Fouché de Stefan Zweig

Couv Fouché de Stefan ZweigJe connaissais Stefan Zweig, auteur de romans et de nouvelles dont les plus célèbres Amok ou le fou de Malaisie, La confusion des sentiments, Le joueur d’échecs… Je ne connaissais pas le biographe, celui de Joseph Fouché notamment. Fouché, homme politique français, né en 1759, de tous les bords et de toutes les trahisons, avec un sens – semble-t-il – inné de la dissimulation et de la manipulation. Fouché, homme de l’ombre n’aimant rien de plus que le pouvoir, ennemi juré de Talleyrand, et de tant d’autres dont Napoléon, sans oublier les royalistes, les républicains, l’Église et ses représentations.

Stefan Zweig signe ici un livre magistral, d’une grande précision historique et littéraire. Un livre qui se lit comme un roman, loin des livres d’histoire soporifiques qui occupent depuis trop longtemps les étagères de nos bibliothèques.

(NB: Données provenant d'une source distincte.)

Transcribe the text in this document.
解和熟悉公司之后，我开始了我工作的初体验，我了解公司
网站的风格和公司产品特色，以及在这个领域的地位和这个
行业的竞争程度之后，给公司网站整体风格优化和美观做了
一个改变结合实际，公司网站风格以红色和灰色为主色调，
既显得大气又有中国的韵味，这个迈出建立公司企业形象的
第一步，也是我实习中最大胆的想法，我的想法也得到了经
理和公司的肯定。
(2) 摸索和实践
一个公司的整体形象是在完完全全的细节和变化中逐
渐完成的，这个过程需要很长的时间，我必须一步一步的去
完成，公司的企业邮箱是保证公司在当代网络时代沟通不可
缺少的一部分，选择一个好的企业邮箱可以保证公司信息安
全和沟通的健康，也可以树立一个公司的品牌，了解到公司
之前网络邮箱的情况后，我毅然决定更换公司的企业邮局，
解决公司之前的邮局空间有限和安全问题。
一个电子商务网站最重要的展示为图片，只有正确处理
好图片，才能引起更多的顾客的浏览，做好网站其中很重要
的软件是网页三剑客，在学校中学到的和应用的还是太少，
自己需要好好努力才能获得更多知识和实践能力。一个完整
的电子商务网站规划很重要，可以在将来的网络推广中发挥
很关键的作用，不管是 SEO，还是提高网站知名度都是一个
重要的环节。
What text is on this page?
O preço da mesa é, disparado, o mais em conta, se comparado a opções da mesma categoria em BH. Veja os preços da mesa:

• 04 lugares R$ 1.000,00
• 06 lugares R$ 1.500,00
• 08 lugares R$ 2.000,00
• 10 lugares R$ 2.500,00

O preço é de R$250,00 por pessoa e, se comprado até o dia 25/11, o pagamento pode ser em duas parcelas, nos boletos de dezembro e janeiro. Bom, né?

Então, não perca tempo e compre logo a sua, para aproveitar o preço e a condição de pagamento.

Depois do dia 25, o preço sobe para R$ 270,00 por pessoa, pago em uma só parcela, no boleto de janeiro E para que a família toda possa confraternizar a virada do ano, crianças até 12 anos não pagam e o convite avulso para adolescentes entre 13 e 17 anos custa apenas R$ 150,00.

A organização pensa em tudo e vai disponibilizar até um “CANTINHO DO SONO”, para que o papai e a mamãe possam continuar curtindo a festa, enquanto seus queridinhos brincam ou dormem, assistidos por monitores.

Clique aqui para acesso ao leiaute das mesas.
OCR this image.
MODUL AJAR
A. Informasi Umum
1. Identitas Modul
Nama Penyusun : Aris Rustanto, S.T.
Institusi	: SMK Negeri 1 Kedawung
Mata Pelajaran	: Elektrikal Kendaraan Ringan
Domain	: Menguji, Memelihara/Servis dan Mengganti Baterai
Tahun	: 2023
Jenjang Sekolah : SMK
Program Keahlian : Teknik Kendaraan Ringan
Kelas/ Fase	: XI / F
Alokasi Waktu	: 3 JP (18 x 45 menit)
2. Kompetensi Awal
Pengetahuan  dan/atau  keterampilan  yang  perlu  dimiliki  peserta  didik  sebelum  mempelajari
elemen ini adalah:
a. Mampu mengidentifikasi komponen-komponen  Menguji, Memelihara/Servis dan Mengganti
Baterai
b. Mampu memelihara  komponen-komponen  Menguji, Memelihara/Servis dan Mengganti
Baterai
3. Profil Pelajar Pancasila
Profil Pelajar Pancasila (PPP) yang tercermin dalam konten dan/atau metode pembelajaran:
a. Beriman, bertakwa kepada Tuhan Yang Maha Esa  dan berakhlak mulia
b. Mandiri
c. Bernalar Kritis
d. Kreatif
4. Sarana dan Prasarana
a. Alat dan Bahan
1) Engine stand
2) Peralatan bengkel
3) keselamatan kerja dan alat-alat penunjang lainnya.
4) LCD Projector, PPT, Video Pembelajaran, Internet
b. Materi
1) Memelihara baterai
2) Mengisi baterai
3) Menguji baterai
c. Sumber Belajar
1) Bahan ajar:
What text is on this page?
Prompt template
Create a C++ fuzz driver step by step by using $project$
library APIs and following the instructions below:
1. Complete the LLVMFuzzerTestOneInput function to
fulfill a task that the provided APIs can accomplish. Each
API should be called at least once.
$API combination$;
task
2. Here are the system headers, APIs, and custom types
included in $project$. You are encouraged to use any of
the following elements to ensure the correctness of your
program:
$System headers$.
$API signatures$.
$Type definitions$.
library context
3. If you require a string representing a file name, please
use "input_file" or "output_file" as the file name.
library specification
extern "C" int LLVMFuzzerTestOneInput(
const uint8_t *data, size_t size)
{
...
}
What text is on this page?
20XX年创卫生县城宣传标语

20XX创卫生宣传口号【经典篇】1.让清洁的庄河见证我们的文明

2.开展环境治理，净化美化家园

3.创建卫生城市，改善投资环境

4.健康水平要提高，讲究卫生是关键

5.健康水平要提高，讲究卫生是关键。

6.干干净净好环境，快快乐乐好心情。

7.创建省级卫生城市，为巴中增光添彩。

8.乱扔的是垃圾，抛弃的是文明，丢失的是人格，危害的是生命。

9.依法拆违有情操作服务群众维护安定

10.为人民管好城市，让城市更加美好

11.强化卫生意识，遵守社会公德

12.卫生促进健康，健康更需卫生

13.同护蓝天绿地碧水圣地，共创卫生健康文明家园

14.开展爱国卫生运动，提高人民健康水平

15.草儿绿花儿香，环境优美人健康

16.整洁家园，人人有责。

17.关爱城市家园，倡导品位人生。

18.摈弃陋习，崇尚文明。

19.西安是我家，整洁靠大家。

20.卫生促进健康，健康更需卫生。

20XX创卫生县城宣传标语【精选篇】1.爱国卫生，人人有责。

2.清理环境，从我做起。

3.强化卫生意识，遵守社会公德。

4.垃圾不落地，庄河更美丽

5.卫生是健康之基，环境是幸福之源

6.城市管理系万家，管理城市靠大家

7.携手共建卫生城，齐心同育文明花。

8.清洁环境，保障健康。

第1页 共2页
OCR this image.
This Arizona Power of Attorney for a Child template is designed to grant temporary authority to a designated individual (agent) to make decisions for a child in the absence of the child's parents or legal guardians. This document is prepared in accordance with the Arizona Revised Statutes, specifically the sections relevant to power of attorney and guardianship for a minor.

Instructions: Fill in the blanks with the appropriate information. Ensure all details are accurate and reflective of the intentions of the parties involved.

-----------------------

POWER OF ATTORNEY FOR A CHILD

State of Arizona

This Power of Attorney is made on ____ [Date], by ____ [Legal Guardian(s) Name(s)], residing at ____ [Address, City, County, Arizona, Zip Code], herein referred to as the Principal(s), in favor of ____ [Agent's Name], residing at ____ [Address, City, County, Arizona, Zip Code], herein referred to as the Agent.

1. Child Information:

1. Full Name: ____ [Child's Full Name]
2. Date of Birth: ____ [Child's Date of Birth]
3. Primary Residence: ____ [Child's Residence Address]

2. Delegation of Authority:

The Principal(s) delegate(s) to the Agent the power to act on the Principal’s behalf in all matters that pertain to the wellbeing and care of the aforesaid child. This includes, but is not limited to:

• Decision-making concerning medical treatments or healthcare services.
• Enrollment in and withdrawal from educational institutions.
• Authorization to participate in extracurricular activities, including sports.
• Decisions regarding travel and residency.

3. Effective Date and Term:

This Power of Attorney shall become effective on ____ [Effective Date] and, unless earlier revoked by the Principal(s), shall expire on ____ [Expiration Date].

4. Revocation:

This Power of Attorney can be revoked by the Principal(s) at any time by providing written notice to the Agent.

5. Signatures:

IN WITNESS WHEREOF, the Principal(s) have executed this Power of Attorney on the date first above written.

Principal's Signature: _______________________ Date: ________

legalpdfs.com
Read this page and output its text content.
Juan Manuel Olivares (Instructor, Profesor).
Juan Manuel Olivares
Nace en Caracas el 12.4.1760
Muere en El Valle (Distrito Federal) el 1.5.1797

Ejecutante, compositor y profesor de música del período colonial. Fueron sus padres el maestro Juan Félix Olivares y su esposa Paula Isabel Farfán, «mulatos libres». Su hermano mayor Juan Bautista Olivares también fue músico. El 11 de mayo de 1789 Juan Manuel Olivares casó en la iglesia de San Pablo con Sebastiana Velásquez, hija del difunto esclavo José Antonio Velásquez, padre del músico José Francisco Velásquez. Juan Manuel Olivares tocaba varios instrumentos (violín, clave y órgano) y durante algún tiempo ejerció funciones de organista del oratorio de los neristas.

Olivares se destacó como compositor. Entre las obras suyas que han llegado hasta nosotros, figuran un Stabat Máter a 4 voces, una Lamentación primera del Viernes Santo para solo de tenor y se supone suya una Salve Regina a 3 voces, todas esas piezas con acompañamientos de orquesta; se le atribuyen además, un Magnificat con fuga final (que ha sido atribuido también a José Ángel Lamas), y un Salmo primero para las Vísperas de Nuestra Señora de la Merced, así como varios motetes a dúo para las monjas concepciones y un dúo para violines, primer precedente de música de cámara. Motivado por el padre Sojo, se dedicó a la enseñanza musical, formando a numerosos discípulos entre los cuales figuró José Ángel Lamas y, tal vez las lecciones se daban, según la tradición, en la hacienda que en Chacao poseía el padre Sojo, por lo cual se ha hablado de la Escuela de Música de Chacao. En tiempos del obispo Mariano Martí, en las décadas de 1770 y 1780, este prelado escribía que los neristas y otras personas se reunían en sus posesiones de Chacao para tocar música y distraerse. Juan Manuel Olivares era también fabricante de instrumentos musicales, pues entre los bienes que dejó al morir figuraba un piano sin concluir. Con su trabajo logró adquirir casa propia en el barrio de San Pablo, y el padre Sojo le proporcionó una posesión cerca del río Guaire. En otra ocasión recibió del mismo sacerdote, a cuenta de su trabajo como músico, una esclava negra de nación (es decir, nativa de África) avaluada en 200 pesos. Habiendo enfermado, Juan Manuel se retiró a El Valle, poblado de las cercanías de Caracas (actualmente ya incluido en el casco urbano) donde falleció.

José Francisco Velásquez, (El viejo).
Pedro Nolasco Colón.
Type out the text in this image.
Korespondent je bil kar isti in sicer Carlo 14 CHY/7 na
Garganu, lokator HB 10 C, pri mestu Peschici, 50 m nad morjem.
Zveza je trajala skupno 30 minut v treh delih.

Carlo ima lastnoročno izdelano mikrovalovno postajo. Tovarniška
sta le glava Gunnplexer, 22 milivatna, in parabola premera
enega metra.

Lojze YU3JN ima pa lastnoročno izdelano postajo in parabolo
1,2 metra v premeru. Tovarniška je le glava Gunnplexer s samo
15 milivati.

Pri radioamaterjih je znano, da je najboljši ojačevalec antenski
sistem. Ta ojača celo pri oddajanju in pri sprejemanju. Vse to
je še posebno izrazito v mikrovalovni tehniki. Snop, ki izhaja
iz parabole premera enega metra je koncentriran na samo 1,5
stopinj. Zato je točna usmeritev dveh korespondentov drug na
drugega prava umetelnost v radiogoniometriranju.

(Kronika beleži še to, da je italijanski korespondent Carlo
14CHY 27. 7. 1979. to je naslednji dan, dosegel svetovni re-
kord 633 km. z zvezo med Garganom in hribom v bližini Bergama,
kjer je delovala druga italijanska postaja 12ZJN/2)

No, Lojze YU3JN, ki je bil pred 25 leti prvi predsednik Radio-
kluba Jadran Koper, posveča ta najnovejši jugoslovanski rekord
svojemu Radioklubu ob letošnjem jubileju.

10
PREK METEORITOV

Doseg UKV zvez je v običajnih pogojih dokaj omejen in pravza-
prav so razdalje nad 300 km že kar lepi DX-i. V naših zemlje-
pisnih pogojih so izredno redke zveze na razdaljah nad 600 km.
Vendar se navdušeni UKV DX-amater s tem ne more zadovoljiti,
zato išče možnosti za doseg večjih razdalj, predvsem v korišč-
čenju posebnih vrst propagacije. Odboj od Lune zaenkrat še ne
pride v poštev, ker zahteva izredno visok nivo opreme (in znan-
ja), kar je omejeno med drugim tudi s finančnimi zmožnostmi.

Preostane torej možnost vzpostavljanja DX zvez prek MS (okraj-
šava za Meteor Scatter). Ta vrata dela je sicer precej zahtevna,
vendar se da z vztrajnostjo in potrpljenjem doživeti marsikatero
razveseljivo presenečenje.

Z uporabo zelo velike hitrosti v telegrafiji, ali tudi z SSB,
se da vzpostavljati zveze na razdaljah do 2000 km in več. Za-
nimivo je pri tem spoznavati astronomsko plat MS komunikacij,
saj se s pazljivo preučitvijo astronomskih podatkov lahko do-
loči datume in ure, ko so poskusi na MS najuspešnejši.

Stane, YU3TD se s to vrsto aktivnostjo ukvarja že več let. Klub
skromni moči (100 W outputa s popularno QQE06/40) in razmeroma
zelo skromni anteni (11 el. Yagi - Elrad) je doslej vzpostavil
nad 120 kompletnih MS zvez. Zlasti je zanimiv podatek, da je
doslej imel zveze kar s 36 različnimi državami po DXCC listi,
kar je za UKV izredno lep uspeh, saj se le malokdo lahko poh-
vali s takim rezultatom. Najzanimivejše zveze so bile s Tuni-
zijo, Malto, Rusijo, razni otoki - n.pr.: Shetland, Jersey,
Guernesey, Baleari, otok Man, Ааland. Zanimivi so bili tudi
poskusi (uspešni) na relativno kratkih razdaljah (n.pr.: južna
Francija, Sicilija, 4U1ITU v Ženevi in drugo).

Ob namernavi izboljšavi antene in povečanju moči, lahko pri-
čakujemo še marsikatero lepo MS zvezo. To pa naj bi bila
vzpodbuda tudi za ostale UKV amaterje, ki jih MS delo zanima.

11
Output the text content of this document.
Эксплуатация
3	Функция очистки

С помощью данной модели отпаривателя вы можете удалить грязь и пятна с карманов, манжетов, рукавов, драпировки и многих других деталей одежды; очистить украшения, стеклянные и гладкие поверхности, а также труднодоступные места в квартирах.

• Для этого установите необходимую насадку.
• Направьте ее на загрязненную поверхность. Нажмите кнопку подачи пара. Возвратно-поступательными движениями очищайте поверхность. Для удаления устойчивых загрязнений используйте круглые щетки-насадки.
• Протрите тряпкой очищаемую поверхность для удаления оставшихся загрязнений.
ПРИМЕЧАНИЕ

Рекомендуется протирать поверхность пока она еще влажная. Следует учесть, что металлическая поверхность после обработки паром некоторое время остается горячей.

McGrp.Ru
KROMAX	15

Extrait, page 117 : « Mais ce qu’il y a de plus génial dans l’incomparable machine montée par Fouché, c’est qu’elle ne fonctionne qu’entre les mains d’un seul. Elle possède, quelque part, une vis dissimulée : si on l’enlève, le mouvement s’arrête aussitôt. Dès le premier moment, Fouché a songé à l’éventualité d’une disgrâce. Il sait que, si on le congédie, un tour de main suffit pour mettre aussitôt hors d’usage la machine construite par lui. Car ce n’est pas pour l’État, ni pour le Directoire, ni pour Napoléon que cet homme avide de pouvoir a créé son œuvre, mais uniquement pour lui. Il est bien loin de songer à transmettre à ses supérieurs, comme ce serait son devoir, le produit de la distillation opérée dans ses cornues ; de tous les renseignements, il ne leur communique, avec un égoïsme intransigeant, que ce qu’il veut bien ; pourquoi éclairer ces nigauds du Directoire et leur laisser voir ses cartes ? Il ne laisse sortir de son laboratoire que ce qui le sert, que ce qui lui est absolument favorable ; in conserve soigneusement dans son arsenal particulier, pour sa vengeance personnelle et ses assassinats politiques, toutes les autres flèches et poisons. Fouché en sait toujours plus que le Directoire ne le suppose et par là, il devient dangereux pour chacun et en même temps indispensable. Il connaît les négociations de Barras avec les royalistes, les prétentions de Bonaparte à la couronne, les menées tantôt des Jacobins, tantôt des réactionnaires, mais jamais il ne dévoile ses secrets ; il ne le fait qu’au moment où la révélation lui en paraît avantageuse. Parfois il favorise les conjurations, parfois il les entrave ; parfois il les provoque artificiellement ; parfois, il les démasque bruyamment (tout en avertissant les intéressés de se mettre en sûreté) ; il joue toujours un jeu double, triple, quadruple ; tromper et duper tout le monde, à toutes les tables, devient peu à peu sa passion. » Stefan Zweig.